05/26/2026
I have some really exciting news to share. 🌿
In July, I am planning to begin training through the I-ASC Practitioner Program — something that feels deeply aligned with both the work I do through Rooted Beginnings and the reason I created it in the first place.
Rooted Beginnings was born out of deep cognitive dissonance I could no longer ignore.
I was working inside systems that claimed to support disabled children and families… yet disabled voices were often missing from leadership entirely.
No disabled board members.
No neurodivergent leadership.
No meaningful DEIA work.
No “nothing about us without us.”
And yet the language of “inclusion,” “neurodiversity,” and “acceptance” was everywhere — in marketing, mission statements, fundraising campaigns, and carefully curated social media posts.
The more I worked inside these systems, the more I realized that compliance was expected from the adults, too.
Carefully chosen words.
Staying quiet to keep funding.
Performative inclusion.
Families and professionals speaking over disabled voices while claiming to advocate for them.
Too often, it became more about optics than action.
More about how things looked than what was actually happening for families behind closed doors.
And meanwhile, families are drowning.
Passed from agency to agency.
Placed on waitlists.
Sent to overburdened systems that often cannot meaningfully support them anyway.
Expected to fight for every accommodation, every service, every ounce of dignity.
Families are falling through the cracks every single day while organizations continue collecting funding in the name of support.
Speaking honestly about this has been incredibly isolating at times.
It is hard to exist in spaces where you are expected to soften your words to make systems more comfortable while watching families suffer in real time.
It is hard to challenge systems in a community where so many people depend on those systems financially or professionally.
And it is hard to continue showing up authentically when you know people may misunderstand your intentions simply because you are unwilling to stay quiet.
But I could not keep participating in cycles that prioritize appearances over people.

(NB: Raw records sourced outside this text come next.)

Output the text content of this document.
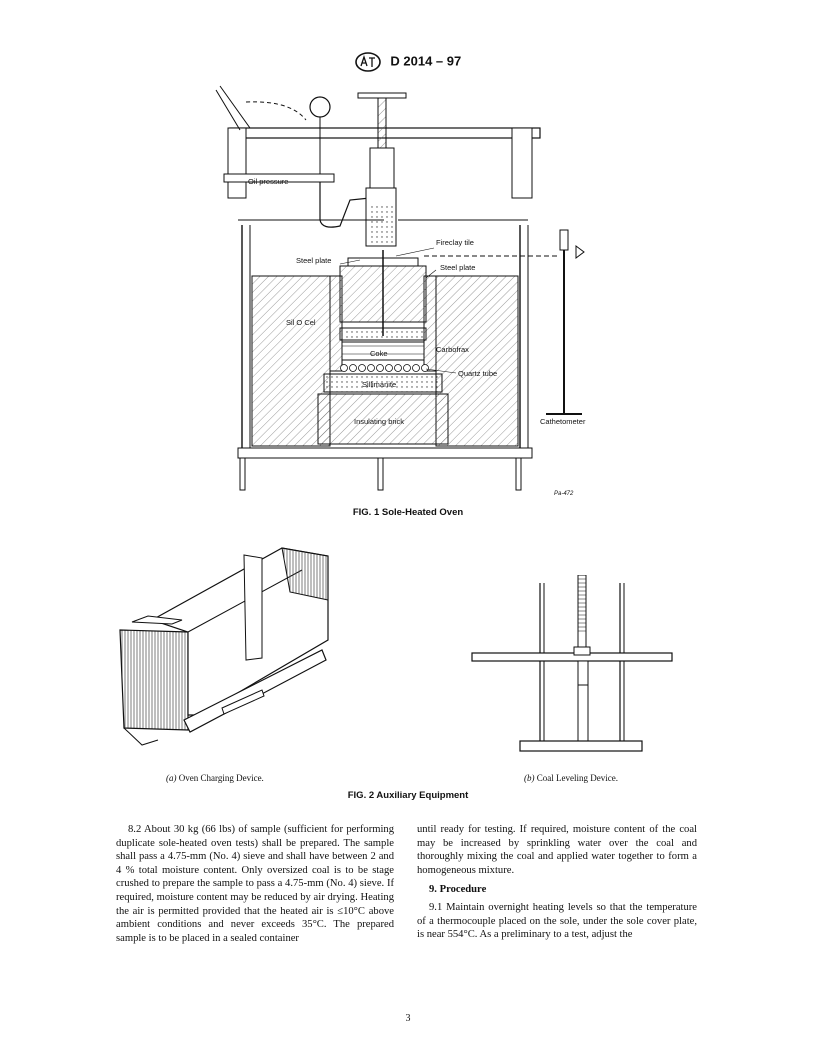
D 2014 – 97
Oil pressure
Fireclay tile
Steel plate
Steel plate
Sil O Cel
Carbofrax
Coke
Quartz tube
Sillimanite
Insulating brick	Cathetometer
Pa-472
FIG. 1 Sole-Heated Oven
(a) Oven Charging Device.	(b) Coal Leveling Device.
FIG. 2 Auxiliary Equipment

8.2 About 30 kg (66 lbs) of sample (sufficient for performing duplicate sole-heated oven tests) shall be prepared. The sample shall pass a 4.75-mm (No. 4) sieve and shall have between 2 and 4 % total moisture content. Only oversized coal is to be stage crushed to prepare the sample to pass a 4.75-mm (No. 4) sieve. If required, moisture content may be reduced by air drying. Heating the air is permitted provided that the heated air is ≤10°C above ambient conditions and never exceeds 35°C. The prepared sample is to be placed in a sealed container

until ready for testing. If required, moisture content of the coal may be increased by sprinkling water over the coal and thoroughly mixing the coal and applied water together to form a homogeneous mixture.

9. Procedure

9.1 Maintain overnight heating levels so that the temperature of a thermocouple placed on the sole, under the sole cover plate, is near 554°C. As a preliminary to a test, adjust the

3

I stepped outside of traditional systems because I wanted to build something different.
Something relational.
Something human.
Something rooted in community, interdependence, and the belief that disabled people deserve access, autonomy, and meaningful participation in their own lives and communities.
And that is exactly why pursuing training through I-ASC feels so important to me.

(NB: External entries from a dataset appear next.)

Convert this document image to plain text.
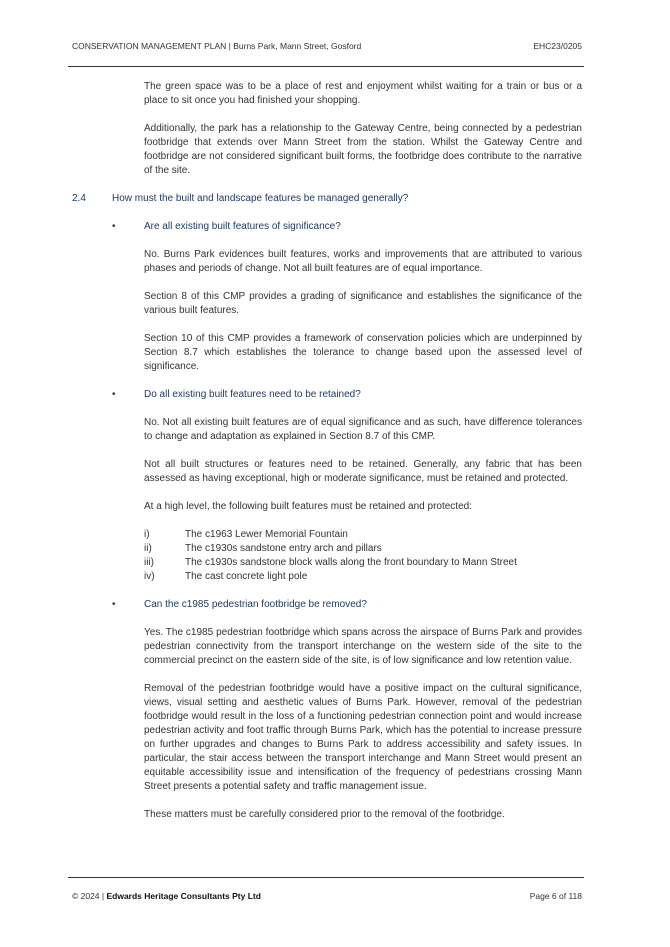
CONSERVATION MANAGEMENT PLAN | Burns Park, Mann Street, Gosford	EHC23/0205

The green space was to be a place of rest and enjoyment whilst waiting for a train or bus or a place to sit once you had finished your shopping.

Additionally, the park has a relationship to the Gateway Centre, being connected by a pedestrian footbridge that extends over Mann Street from the station. Whilst the Gateway Centre and footbridge are not considered significant built forms, the footbridge does contribute to the narrative of the site.

2.4	How must the built and landscape features be managed generally?
•	Are all existing built features of significance?

No. Burns Park evidences built features, works and improvements that are attributed to various phases and periods of change. Not all built features are of equal importance.

Section 8 of this CMP provides a grading of significance and establishes the significance of the various built features.

Section 10 of this CMP provides a framework of conservation policies which are underpinned by Section 8.7 which establishes the tolerance to change based upon the assessed level of significance.

•	Do all existing built features need to be retained?

No. Not all existing built features are of equal significance and as such, have difference tolerances to change and adaptation as explained in Section 8.7 of this CMP.

Not all built structures or features need to be retained. Generally, any fabric that has been assessed as having exceptional, high or moderate significance, must be retained and protected.

At a high level, the following built features must be retained and protected:

i)	The c1963 Lewer Memorial Fountain
ii)	The c1930s sandstone entry arch and pillars
iii)	The c1930s sandstone block walls along the front boundary to Mann Street
iv)	The cast concrete light pole
•	Can the c1985 pedestrian footbridge be removed?

Yes. The c1985 pedestrian footbridge which spans across the airspace of Burns Park and provides pedestrian connectivity from the transport interchange on the western side of the site to the commercial precinct on the eastern side of the site, is of low significance and low retention value.

Removal of the pedestrian footbridge would have a positive impact on the cultural significance, views, visual setting and aesthetic values of Burns Park. However, removal of the pedestrian footbridge would result in the loss of a functioning pedestrian connection point and would increase pedestrian activity and foot traffic through Burns Park, which has the potential to increase pressure on further upgrades and changes to Burns Park to address accessibility and safety issues. In particular, the stair access between the transport interchange and Mann Street would present an equitable accessibility issue and intensification of the frequency of pedestrians crossing Mann Street presents a potential safety and traffic management issue.

These matters must be carefully considered prior to the removal of the footbridge.

© 2024 | Edwards Heritage Consultants Pty Ltd	Page 6 of 118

Because this is also what happens when systems become gatekeepers of access.
Too often, innovative or alternative approaches are immediately dismissed with phrases like “not evidence-based” or “not research-supported” — while families are simultaneously being failed by the very systems claiming to protect them.

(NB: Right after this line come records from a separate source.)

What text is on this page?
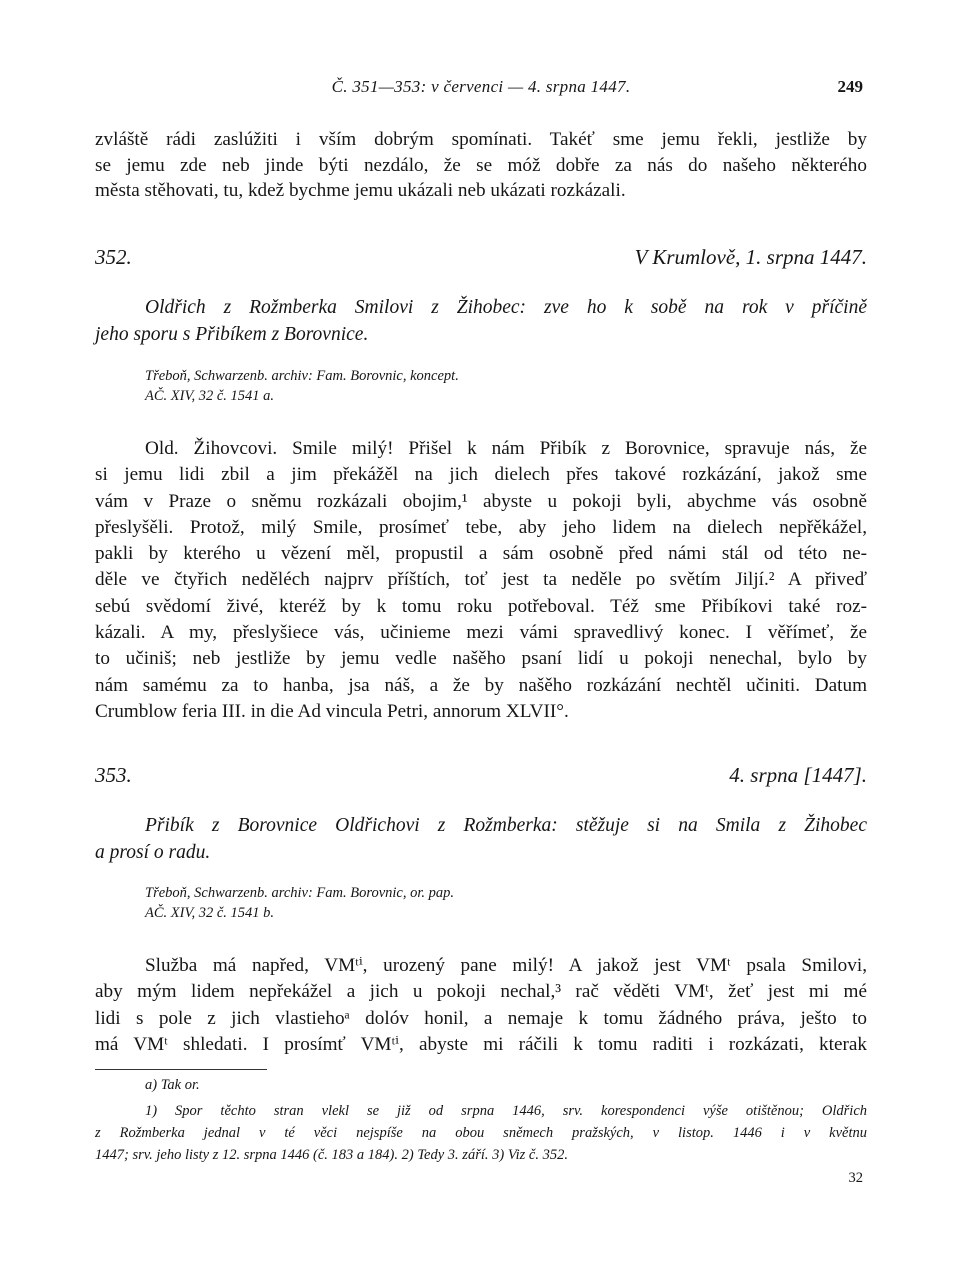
Č. 351—353: v červenci — 4. srpna 1447.	249
zvláště rádi zaslúžiti i vším dobrým spomínati. Takéť sme jemu řekli, jestliže by
se jemu zde neb jinde býti nezdálo, že se móž dobře za nás do našeho některého
města stěhovati, tu, kdež bychme jemu ukázali neb ukázati rozkázali.
352.	V Krumlově, 1. srpna 1447.
Oldřich z Rožmberka Smilovi z Žihobec: zve ho k sobě na rok v příčině
jeho sporu s Přibíkem z Borovnice.
Třeboň, Schwarzenb. archiv: Fam. Borovnic, koncept.
AČ. XIV, 32 č. 1541 a.
Old. Žihovcovi. Smile milý! Přišel k nám Přibík z Borovnice, spravuje nás, že
si jemu lidi zbil a jim překážěl na jich dielech přes takové rozkázání, jakož sme
vám v Praze o sněmu rozkázali obojim,¹ abyste u pokoji byli, abychme vás osobně
přeslyšěli. Protož, milý Smile, prosímeť tebe, aby jeho lidem na dielech nepřěkážel,
pakli by kterého u vězení měl, propustil a sám osobně před námi stál od této ne-
děle ve čtyřich neděléch najprv příštích, toť jest ta neděle po světím Jiljí.² A přiveď
sebú svědomí živé, kteréž by k tomu roku potřeboval. Též sme Přibíkovi také roz-
kázali. A my, přeslyšiece vás, učinieme mezi vámi spravedlivý konec. I věřímeť, že
to učiniš; neb jestliže by jemu vedle našěho psaní lidí u pokoji nenechal, bylo by
nám samému za to hanba, jsa náš, a že by našěho rozkázání nechtěl učiniti. Datum
Crumblow feria III. in die Ad vincula Petri, annorum XLVII°.
353.	4. srpna [1447].
Přibík z Borovnice Oldřichovi z Rožmberka: stěžuje si na Smila z Žihobec
a prosí o radu.
Třeboň, Schwarzenb. archiv: Fam. Borovnic, or. pap.
AČ. XIV, 32 č. 1541 b.
Služba má napřed, VMᵗⁱ, urozený pane milý! A jakož jest VMᵗ psala Smilovi,
aby mým lidem nepřekážel a jich u pokoji nechal,³ rač věděti VMᵗ, žeť jest mi mé
lidi s pole z jich vlastiehoᵃ dolóv honil, a nemaje k tomu žádného práva, ješto to
má VMᵗ shledati. I prosímť VMᵗⁱ, abyste mi ráčili k tomu raditi i rozkázati, kterak
a) Tak or.
1) Spor těchto stran vlekl se již od srpna 1446, srv. korespondenci výše otištěnou; Oldřich
z Rožmberka jednal v té věci nejspíše na obou sněmech pražských, v listop. 1446 i v květnu
1447; srv. jeho listy z 12. srpna 1446 (č. 183 a 184). 2) Tedy 3. září. 3) Viz č. 352.
32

Organizations and governing bodies get to decide what communication is considered valid.
What methods are acceptable.
Who gets access.
Who gets believed.
Who gets a voice.
And historically, disabled people themselves have too often been excluded from those conversations.
That should concern all of us.
Especially when so many nonspeaking and unreliably speaking people are telling us — clearly and consistently — that they have thoughts, intelligence, preferences, autonomy, and rich inner lives that the world has underestimated.
I have watched verbal speech become the goal when the real goal should be effective communication in whatever form makes sense for the individual.
Because the truth is — all of us are multimodal communicators.
We gesture.
We point.
We text.
We write.
We use AAC, visuals, body language, movement, tone, and technology every single day.
We do not pathologize that in people without disabilities.
But when disabled people communicate differently, suddenly it becomes controversial instead of simply being another way to access connection, autonomy, and participation.
For me, this work has never been about compliance, normalization, or making people appear less disabled.
It has always been about access.
Access to communication.
Access to relationships.
Access to community.
Access to self-determination.
Access to rooms and conversations people were too often excluded from before.